La répression financière se fait de plus en plus sensible – mais ses partisans semblent ignorer qu’il s’agit d’une épée à double tranchant.

Pour le moment, la répression financière se cantonne en France à des taux d’intérêt anormalement bas et à des réglementations qui poussent l’épargne vers le financement des déficits publics.

Les autorités publiques ont-elles conscience du fait que cette politique pourrait présenter plus d’effets pervers que de bénéfices ?

La répression financière du point de vue des gouvernements

Pour les Etats, les taux négatifs présentent des avantages assez évidents.
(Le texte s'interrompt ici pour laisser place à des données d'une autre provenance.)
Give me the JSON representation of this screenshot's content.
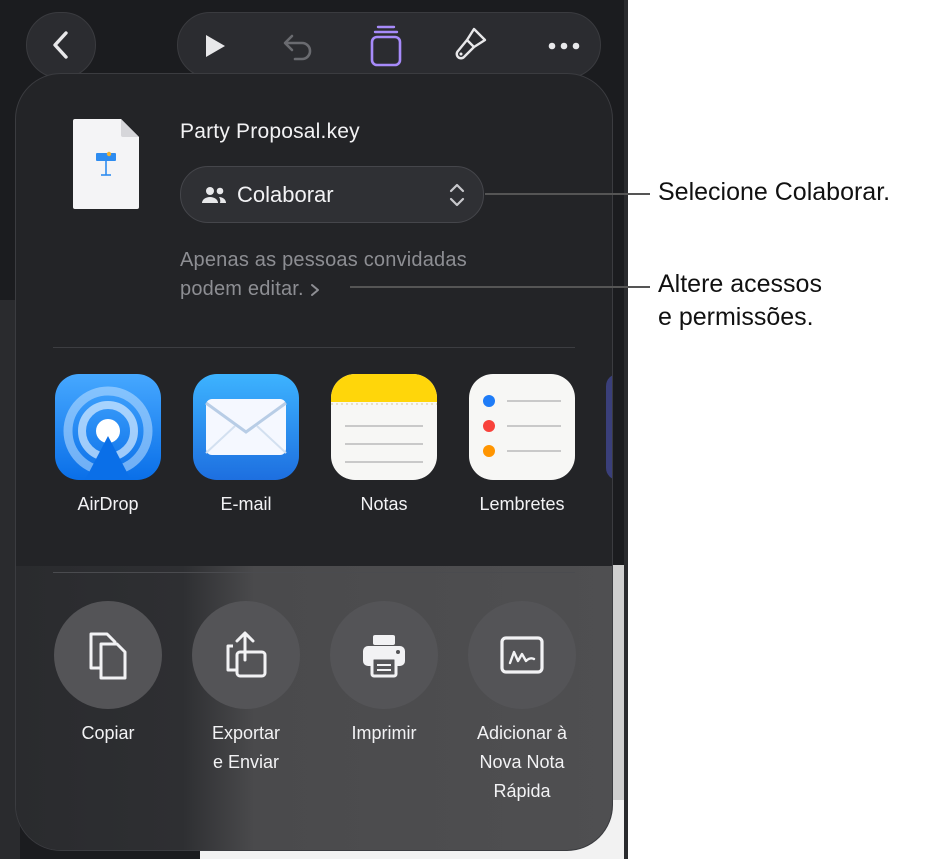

Natixis en dressait la liste dans une note du 21 février :

« Financement facile des déficits publics, maintien de la solvabilité budgétaire et absence de crise des dettes souveraines, hausse de la profitabilité des entreprises avec la baisse des intérêts payés sur leur dette. »

Le problème, c’est que si des taux très bas sont appréciables à court terme, ils peuvent rapidement devenir une calamité.

Comme le rappelait la banque dans une autre note du 1er juillet, il est très difficile de décrocher lorsque l’on s’est accoutumé aux déficits budgétaires facilement financés :

« Si les taux d’intérêt revenaient au niveau du taux de croissance, les intérêts payés sur la dette seraient accrus de 1,8 point de PIB et la solvabilité budgétaire de l’OCDE disparaîtrait. »

Natixis précisait le 21 octobre :

« S’il y avait normalisation des taux d’intérêt de la Zone euro, la hausse du déficit public ferait aujourd’hui perdre la solvabilité budgétaire à l’Italie, à l’Espagne, à la France et à la Belgique. Le déficit public monterait en effet à terme : à 6,2% du PIB en Italie ; à 5,1% du PIB en Espagne ; à 6,2% du PIB en France ; à 4,4% du PIB en Belgique ; à 3,4% du PIB au Portugal ; à 5,0% du PIB en Grèce. »

La situation est aussi simple que cela.

Surendettés, nos gouvernements ont dû choisir entre deux voies. La première possibilité consistait à revenir à une situation normale en restreignant les dépenses publiques et/ou en restructurant leur dette. Comme vous le savez, la plupart d’entre eux ont fait l’exact inverse en faisant exploser leur déficit budgétaire, ce qui a nécessité des banques centrales qu’elles garantissent des taux d’intérêt au ras des pâquerettes.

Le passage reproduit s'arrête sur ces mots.